Many Chinese parents believe that if they want their kids to work hard at school then kids need to be pampered at home – and need above all else to avoid physical exertion.  Our students were working so hard at teaching in the classroom that we wanted them to relax by pushing themselves even harder in the mornings. We had a group of our students bike uphill for three hours one morning, and afterwards they bragged as much about their accomplishment as those who spent an hour overcoming their fear of heights and scaling a hilltop.       

At the end of the trip, we explained to our students how their Yangshuo experience will help them become the vanguard of China’s creative class. By understanding their classrooms as an ever changing dynamic of a group of distinct individuals with their own special needs and abilities, our students were learning to be effective managers. 
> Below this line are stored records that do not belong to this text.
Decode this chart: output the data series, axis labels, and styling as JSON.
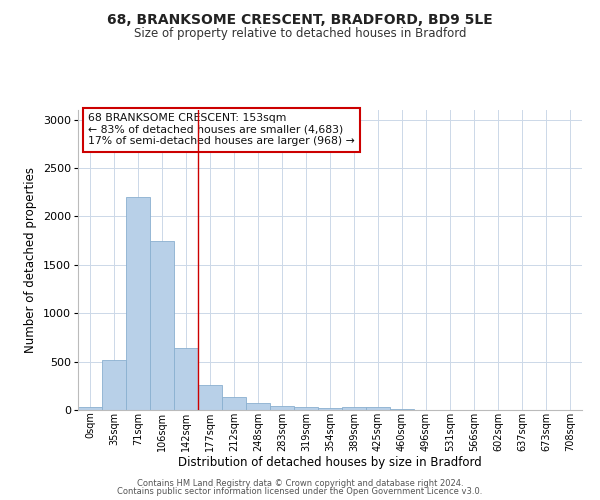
{
  "title_line1": "68, BRANKSOME CRESCENT, BRADFORD, BD9 5LE",
  "title_line2": "Size of property relative to detached houses in Bradford",
  "xlabel": "Distribution of detached houses by size in Bradford",
  "ylabel": "Number of detached properties",
  "categories": [
    "0sqm",
    "35sqm",
    "71sqm",
    "106sqm",
    "142sqm",
    "177sqm",
    "212sqm",
    "248sqm",
    "283sqm",
    "319sqm",
    "354sqm",
    "389sqm",
    "425sqm",
    "460sqm",
    "496sqm",
    "531sqm",
    "566sqm",
    "602sqm",
    "637sqm",
    "673sqm",
    "708sqm"
  ],
  "values": [
    35,
    520,
    2200,
    1750,
    640,
    260,
    130,
    75,
    45,
    30,
    20,
    30,
    30,
    10,
    5,
    0,
    0,
    0,
    0,
    0,
    0
  ],
  "bar_color": "#b8d0e8",
  "bar_edge_color": "#8ab0d0",
  "ylim": [
    0,
    3100
  ],
  "yticks": [
    0,
    500,
    1000,
    1500,
    2000,
    2500,
    3000
  ],
  "red_line_x": 4.5,
  "annotation_text": "68 BRANKSOME CRESCENT: 153sqm\n← 83% of detached houses are smaller (4,683)\n17% of semi-detached houses are larger (968) →",
  "annotation_box_color": "#ffffff",
  "annotation_border_color": "#cc0000",
  "footer_line1": "Contains HM Land Registry data © Crown copyright and database right 2024.",
  "footer_line2": "Contains public sector information licensed under the Open Government Licence v3.0.",
  "background_color": "#ffffff",
  "grid_color": "#ccd8e8"
}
And by reflecting upon and discussing in groups their class performance, our students were internalizing this mental process, and thus becoming effective problem-solvers.  In his book Adapt, Tim Hartford explains that creativity comes not from inspiration, but from perspiration: figuring out what the problem is, trying a solution, honestly assessing the solution’s limitations, tinkering with the solution until it works – or just starting anew. 

But more than developing a knowledge base or a skill set, being part of the creative class means adopting a value system. It means wanting to go faster than you ever have on a mountain bike despite the mud and the rain; it means being scared and exhausted in the middle of a hill, and searching deep for the mental discipline and physical reserves to make it to the top; it means seeing into the minds of the elementary schoolchildren, and helping them see into the minds of others. 

As Richard Florida wrote in his book, creative individuals seek to live each moment to the fullest, always pushing themselves out of their comfort zone, and striving to be their individual best and beyond. And if China is to move forward, its schools need to move beyond the rigidity of tests and into the openness of experiences.